One of the funnier pieces in this issue (among many funny pieces,) is Matt recounting cartoonist Seth’s 2003 farewell speech for Matt when he was preparing to move back to the States with his then-girlfriend.  It’s 4 pages of Seth waxing nostalgically over his, Chester Brown, and Matt’s friendship.  The speech itself practically feels like a Matt comic (apropos of Matt turning it into a comic) that describes their meeting, their friendship, and their butting heads.  “We became brothers,” Seth said.  “And that group of friendship has been one more of the most important things in my life.”  It’s sweet and touching and buried amongst jabs at Matt like “Chet and I often joked that we wished we could trade Joe in for someone more normal— like perhaps Joe Sacco.”  That kind of brotherly shot-taking where they could seem to be a big part of their friendship, particularly between Seth and Matt.  

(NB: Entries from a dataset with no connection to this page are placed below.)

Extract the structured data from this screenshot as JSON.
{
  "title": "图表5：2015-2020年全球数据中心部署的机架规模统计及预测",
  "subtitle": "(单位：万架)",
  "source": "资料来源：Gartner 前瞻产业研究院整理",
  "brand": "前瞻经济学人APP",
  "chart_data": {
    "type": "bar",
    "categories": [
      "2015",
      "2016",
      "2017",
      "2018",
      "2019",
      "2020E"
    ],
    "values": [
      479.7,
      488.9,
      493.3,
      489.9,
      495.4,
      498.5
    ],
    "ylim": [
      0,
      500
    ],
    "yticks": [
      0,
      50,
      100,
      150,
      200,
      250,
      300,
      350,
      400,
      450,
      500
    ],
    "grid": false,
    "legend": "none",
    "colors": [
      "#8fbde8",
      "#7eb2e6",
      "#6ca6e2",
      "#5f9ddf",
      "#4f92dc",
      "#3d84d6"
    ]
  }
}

It’s a great speech but this being a Joe Matt comic, it can’t just end on a nice beat, with Matt thanking Seth and asking for his notecards so he could make this comic.  Of course, there has to be one last jab hidden in those cards at Matt’s expense that he sees in the last couple of panels.  “This part is totally wrong” he fumes at Seth.  “I’m not like a grain of sand… YOU are!  You’re the grain of sand!  I’m the fuckin’ PEARL!”  It’s a great 4 page comic, really kind of touching, extolling what his friends saw in Matt but he has this great timing to undercut all of that at the end in a way that’s a perfect example of the friendship that Seth described.

Matt is making fun of himself in these comics. He knows who people think he is, mostly because that’s how he’s shown himself to be over the years.  Our image of him is based on his own image of himself.  In his comics, he both accepts and rejects that self-image, struggling against it even as he’s putting these confessions down on the page.  If there’s any ego in Matt’s comics, it’s an ego that drives him to be open, honest, and even kind of brutal with the audience and himself.  It gets to the point where we have to ask are we laughing with him at all of this or at him?  He’s the but of his own jokes, always setting himself up to be the one we all laugh at.  We don’t laugh at Seth or any of Matt’s girlfriends or any of his other friends.  Those last panels of these short stories deliver their comedic release at Matt’s expense. 

This is Joe Matt but it is also his perception of himself.  It’s a true-to-life caricature of the cartoonist that feels so real and so honest that we believe it’s the man himself on display here and not his memories filtered through both 20 years (most of the events of this comic take place around 2003) and his self-perception. And who among us is the best judge of themselves?  He gets to be the jokester and the butt of the jokes in his comic.  When he’s giving a rundown of all of his past girlfriends, the approach isn’t about how crazy his exes are but his own lack of growth and maturity, as so many of his comics are.  He recognizes in all of these relationships that he is the problem but lacks the wherewithal to change.

Peepshow #15 feels like the end of something but it’s more than the end of a body of work or the life of a cartoonist.  This may be his last testament but it’s unfinished.  Joe Matt’s life was a work in progress and this final issue demonstrates some kind of forward movement in his life, trying to put some things like porn and even Toronto behind him as he looked to the future.  And now, we won’t see what the last 20 years of Joe Matt’s life were like— how he may have changed and grown or how he may have stagnated and just fallen back on his old ways of being.  Honestly, having this book now feels optimistic; we can see him wanting to and trying to change.  He shows us these glimmers of hope for approaching something new in this issue.  It almost doesn’t matter whether or not any of this came to fruition.  For most of us, this last issue of Peepshow leaves us with both the comfort of Joe Matt (who probably is never going to change) and the promise of Joe Matt (who was trying to change.)